POLYELECTROLYTE PROPERTIES OF PROTEOGLYCAN MONOMERS

Light scattering measurements were made on proteoglycan monomers (PGM) over a wide range of ionic strengths C(s), and proteoglycan concentrations [PG]. At low C(s) there were clear peaks in the angular scattering intensity curve I(q), which moved towards higher scattering wave numbers q, as [PG]1/3. This differs from the square root dependence of scattering peaks found by neutron scattering from more concentrated polyelectrolyte solutions. The peak remained roughly fixed as C(s) increased, but diminished in height, and superposed I(q) curves yielded a sort of isosbestic point. Under certain assumptions the static structure factor S(q) could be extracted from the measured I(q), and was found to retain a peak. A simple hypothesis concerning coexisting disordered and liquidlike correlated states is presented, which qualitatively accounts for the most salient features of the peaks.
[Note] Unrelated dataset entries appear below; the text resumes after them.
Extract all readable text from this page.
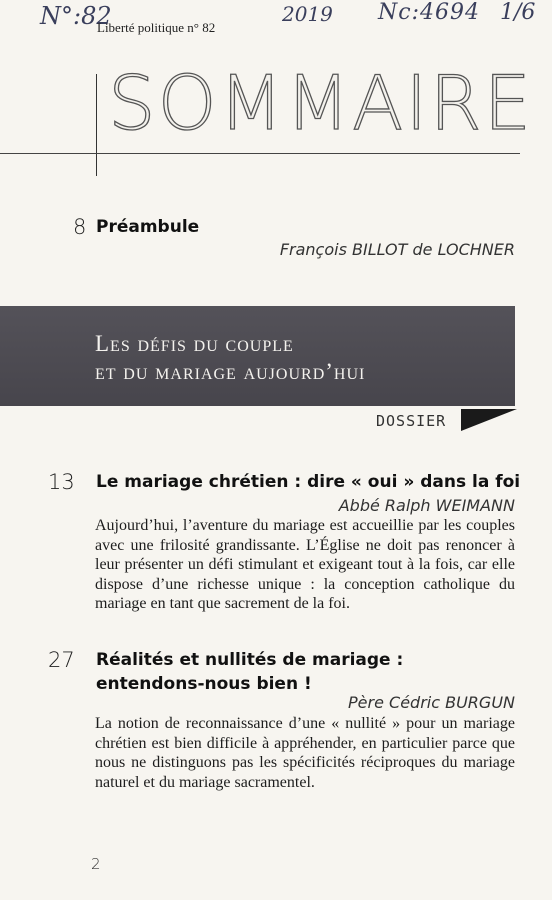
N°:82	2019 Nc:4694 1/6
Liberté politique n° 82
SOMMAIRE
8 Préambule
François BILLOT de LOCHNER
Les défis du couple
et du mariage aujourd’hui
DOSSIER
13 Le mariage chrétien : dire « oui » dans la foi
Abbé Ralph WEIMANN
Aujourd’hui, l’aventure du mariage est accueillie par les couples avec une frilosité grandissante. L’Église ne doit pas renoncer à leur présenter un défi stimulant et exigeant tout à la fois, car elle dispose d’une richesse unique : la conception catholique du mariage en tant que sacrement de la foi.
27 Réalités et nullités de mariage :
entendons-nous bien !
Père Cédric BURGUN
La notion de reconnaissance d’une « nullité » pour un mariage chrétien est bien difficile à appréhender, en particulier parce que nous ne distinguons pas les spécificités réciproques du mariage naturel et du mariage sacramentel.
2
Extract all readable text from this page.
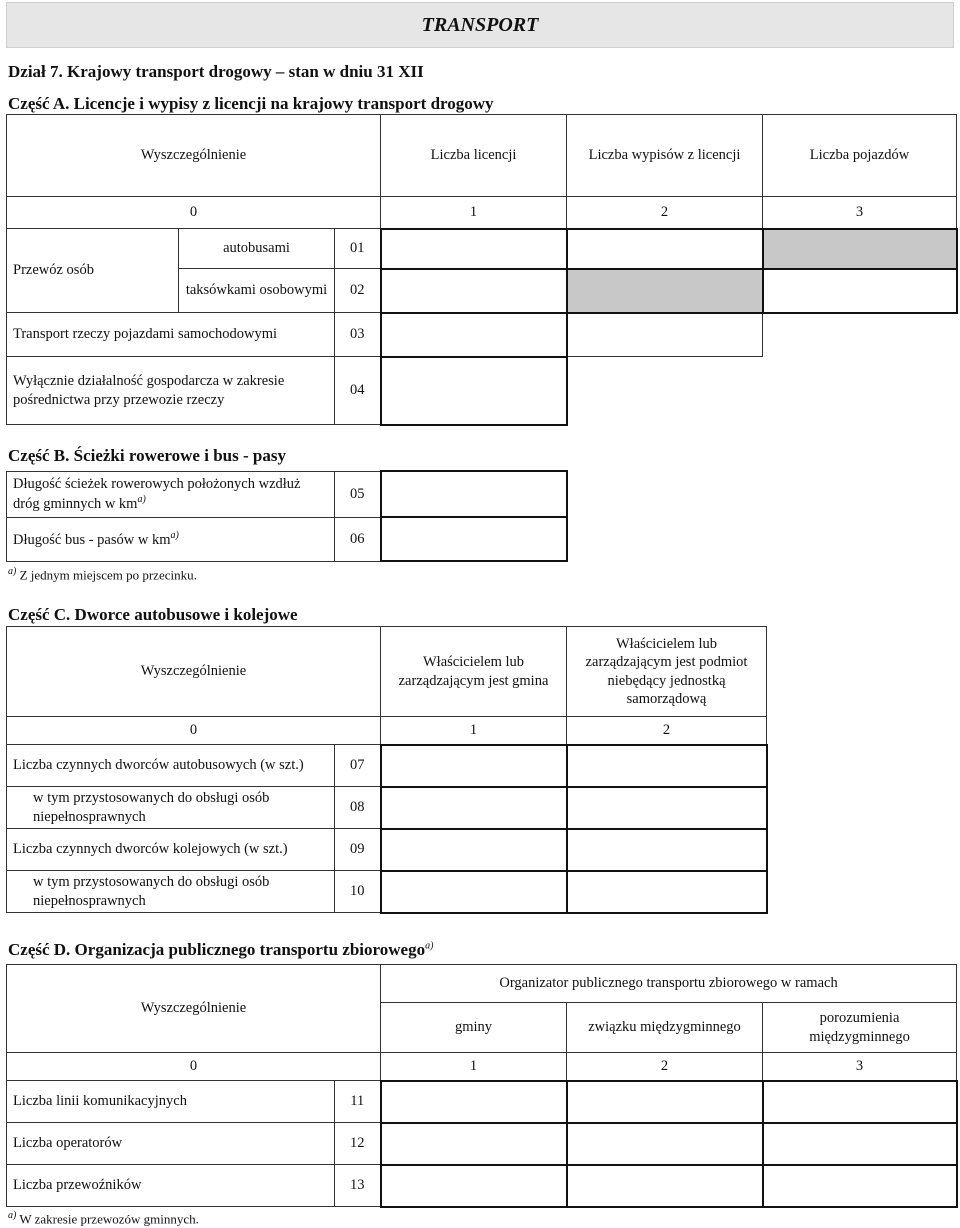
TRANSPORT
Dział 7. Krajowy transport drogowy – stan w dniu 31 XII
Część A. Licencje i wypisy z licencji na krajowy transport drogowy
Wyszczególnienie			Liczba licencji	Liczba wypisów z licencji	Liczba pojazdów
0			1	2	3
Przewóz osób	autobusami	01			
	taksówkami osobowymi	02			
Transport rzeczy pojazdami samochodowymi		03			
Wyłącznie działalność gospodarcza w zakresie pośrednictwa przy przewozie rzeczy		04			
Część B. Ścieżki rowerowe i bus - pasy
Długość ścieżek rowerowych położonych wzdłuż dróg gminnych w $km^{a)}$	05		
Długość bus - pasów w $km^{a)}$	06		
$^{a)}$ Z jednym miejscem po przecinku.
Część C. Dworce autobusowe i kolejowe
Wyszczególnienie		Właścicielem lub zarządzającym jest gmina	Właścicielem lub zarządzającym jest podmiot niebędący jednostką samorządową
0		1	2
Liczba czynnych dworców autobusowych (w szt.)	07		
w tym przystosowanych do obsługi osób niepełnosprawnych	08		
Liczba czynnych dworców kolejowych (w szt.)	09		
w tym przystosowanych do obsługi osób niepełnosprawnych	10		
Część D. Organizacja publicznego transportu zbiorowego$^{a)}$
Wyszczególnienie		Organizator publicznego transportu zbiorowego w ramach		
		gminy	związku międzygminnego	porozumienia międzygminnego
0		1	2	3
Liczba linii komunikacyjnych	11			
Liczba operatorów	12			
Liczba przewoźników	13			
$^{a)}$ W zakresie przewozów gminnych.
There was evidence of a double component scattering autocorrelation decay at low C(s), which, when resolved into two apparent diffusion coefficients, gave the appearance of simultaneous "ordinary" and "extraordinary" phases. The extraordinary phase was "removable", however, by filtering. At higher C(s) the proteoglycans appear to behave as random nonfree draining polyelectrolyte coils, with a near constant ratio of 0.67 between hydrodynamic radius and radius of gyration. The apparent persistence length varied as roughly the - 0.50 power of ionic strength, similar to various linear synthetic and biological polyelectrolytes. Electrostatic excluded volume theory accounted well for the dependence of A2 on C(s).